Think through exceptions.

Indemnification clauses usually include an exception, for example due to an Indemnified Party’s fault. Such exceptions are framed with language like, “unless such liability or loss is the result of Party B’s sole negligence or willful misconduct”. This qualifying language should prevent the Indemnifying Party’s liability to Party B (the Indemnified Party) if a third party sues the Indemnified Party for causes that are actually the Indemnified Party’s fault. In the above IT vendor agreement, for example, the IT vendor will likely want a carve out from its general indemnity obligation if the nonprofit’s personnel willfully leak passwords and other secure information. Properly managed, such exceptions should not be problematic but instead help all parties involved to be careful in carrying out their contractual obligations.

Details matter.

Small language changes in terms can have significant impacts on application of an indemnification provision. For example, a provision requiring indemnification for losses “caused by” the Indemnifying Party’s activities pursuant to the agreement will likely not capture the same scope of losses “arising from” those activities. The language “arising from” is broader than “caused by,” so an Indemnifying Party likely should seek the latter verbiage (and an Indemnified Party may seek “arising from”).

Additionally, an Indemnifying Party should aim to ensure that a contractual indemnification obligation does not apply to claims resulting from its mere negligence.
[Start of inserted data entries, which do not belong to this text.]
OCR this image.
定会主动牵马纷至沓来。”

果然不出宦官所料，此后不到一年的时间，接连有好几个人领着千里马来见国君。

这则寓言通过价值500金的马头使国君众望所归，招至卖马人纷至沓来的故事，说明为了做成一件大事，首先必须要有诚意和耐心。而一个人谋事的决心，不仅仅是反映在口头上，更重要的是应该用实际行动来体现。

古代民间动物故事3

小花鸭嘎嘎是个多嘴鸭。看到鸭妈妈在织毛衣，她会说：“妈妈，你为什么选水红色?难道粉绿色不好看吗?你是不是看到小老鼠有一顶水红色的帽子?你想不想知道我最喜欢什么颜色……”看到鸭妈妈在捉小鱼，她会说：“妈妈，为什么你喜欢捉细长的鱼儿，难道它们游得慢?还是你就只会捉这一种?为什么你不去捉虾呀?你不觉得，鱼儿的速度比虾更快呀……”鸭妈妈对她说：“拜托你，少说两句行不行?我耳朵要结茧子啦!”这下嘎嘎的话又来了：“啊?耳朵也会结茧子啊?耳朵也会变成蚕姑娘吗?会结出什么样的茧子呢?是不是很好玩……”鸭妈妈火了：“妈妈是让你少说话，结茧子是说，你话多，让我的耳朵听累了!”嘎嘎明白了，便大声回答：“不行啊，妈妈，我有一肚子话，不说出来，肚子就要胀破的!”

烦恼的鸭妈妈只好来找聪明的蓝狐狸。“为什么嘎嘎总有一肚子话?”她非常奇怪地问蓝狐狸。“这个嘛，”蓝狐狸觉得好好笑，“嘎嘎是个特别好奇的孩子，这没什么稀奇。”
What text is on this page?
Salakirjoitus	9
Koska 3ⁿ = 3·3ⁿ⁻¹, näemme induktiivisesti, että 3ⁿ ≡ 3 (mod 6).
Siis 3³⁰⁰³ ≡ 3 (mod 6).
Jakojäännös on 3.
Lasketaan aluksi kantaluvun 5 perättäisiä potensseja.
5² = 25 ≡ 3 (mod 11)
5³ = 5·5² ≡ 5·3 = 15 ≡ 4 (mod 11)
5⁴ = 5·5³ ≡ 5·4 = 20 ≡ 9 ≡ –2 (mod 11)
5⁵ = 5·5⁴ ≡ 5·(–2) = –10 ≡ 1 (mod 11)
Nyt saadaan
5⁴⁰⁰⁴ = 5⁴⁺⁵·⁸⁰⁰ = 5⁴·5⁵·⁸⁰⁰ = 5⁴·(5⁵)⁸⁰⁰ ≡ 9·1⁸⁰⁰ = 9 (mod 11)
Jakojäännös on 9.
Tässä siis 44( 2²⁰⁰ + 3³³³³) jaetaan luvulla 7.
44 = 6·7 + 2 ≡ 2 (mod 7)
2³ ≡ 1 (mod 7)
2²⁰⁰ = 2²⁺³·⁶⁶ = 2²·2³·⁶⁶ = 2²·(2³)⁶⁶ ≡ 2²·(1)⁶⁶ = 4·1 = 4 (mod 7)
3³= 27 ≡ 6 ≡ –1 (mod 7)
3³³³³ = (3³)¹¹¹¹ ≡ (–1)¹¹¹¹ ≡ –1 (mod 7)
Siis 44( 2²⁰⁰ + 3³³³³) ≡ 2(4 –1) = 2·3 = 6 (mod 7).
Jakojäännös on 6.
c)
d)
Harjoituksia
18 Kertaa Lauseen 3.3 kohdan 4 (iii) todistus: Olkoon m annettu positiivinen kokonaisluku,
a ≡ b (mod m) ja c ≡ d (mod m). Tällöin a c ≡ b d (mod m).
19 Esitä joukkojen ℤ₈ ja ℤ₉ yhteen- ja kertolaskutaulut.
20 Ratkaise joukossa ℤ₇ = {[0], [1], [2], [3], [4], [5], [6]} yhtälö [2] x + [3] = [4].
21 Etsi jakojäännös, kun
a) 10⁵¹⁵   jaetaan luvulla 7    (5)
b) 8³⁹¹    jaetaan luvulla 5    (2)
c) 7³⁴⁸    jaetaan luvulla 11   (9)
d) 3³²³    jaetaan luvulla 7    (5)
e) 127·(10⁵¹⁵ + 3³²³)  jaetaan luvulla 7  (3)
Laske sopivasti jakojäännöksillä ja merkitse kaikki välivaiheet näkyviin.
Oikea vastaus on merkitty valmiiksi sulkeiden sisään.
Form contracts often leave the Indemnifying Party responsible for such harm, which can be quite significant depending on what actually happens in the future. On a related note, an Indemnifying Party should pursue indemnification that excludes an Indemnified Party’s improper use or bad faith. Again, considering both fairness and appropriate risk management, it does not seem appropriate for a party to be indemnified for adverse consequences that it has caused.

Last and as noted above, mutual indemnification can be highly beneficial and contractually appropriate, imposing indemnification obligations in a balanced way. Properly developed and clear, mutual indemnification clauses allocate risk fairly, proportional to the degree each party should be responsible for and capable of mitigating risk. They thus may be perceived in negotiations as an expression of good faith.


Indemnification clauses provide important legal protections and related risk management measures for nonprofits engaged in transactions and relationships with other organizations, service providers, and related contractual activities. Such clauses thus warrant careful attention for specific terms, as part of negotiations to allocate risk, and to otherwise address how each organization will carry out its respective activities (e.g., sufficient insurance, appropriate due diligence, control over workers). So read the fine print, especially the indemnification language, and keep in mind that such all-too-often “boilerplate” language perhaps warrants risk management modification.

[1] Adapted from the Merriam-WebsterDictionary.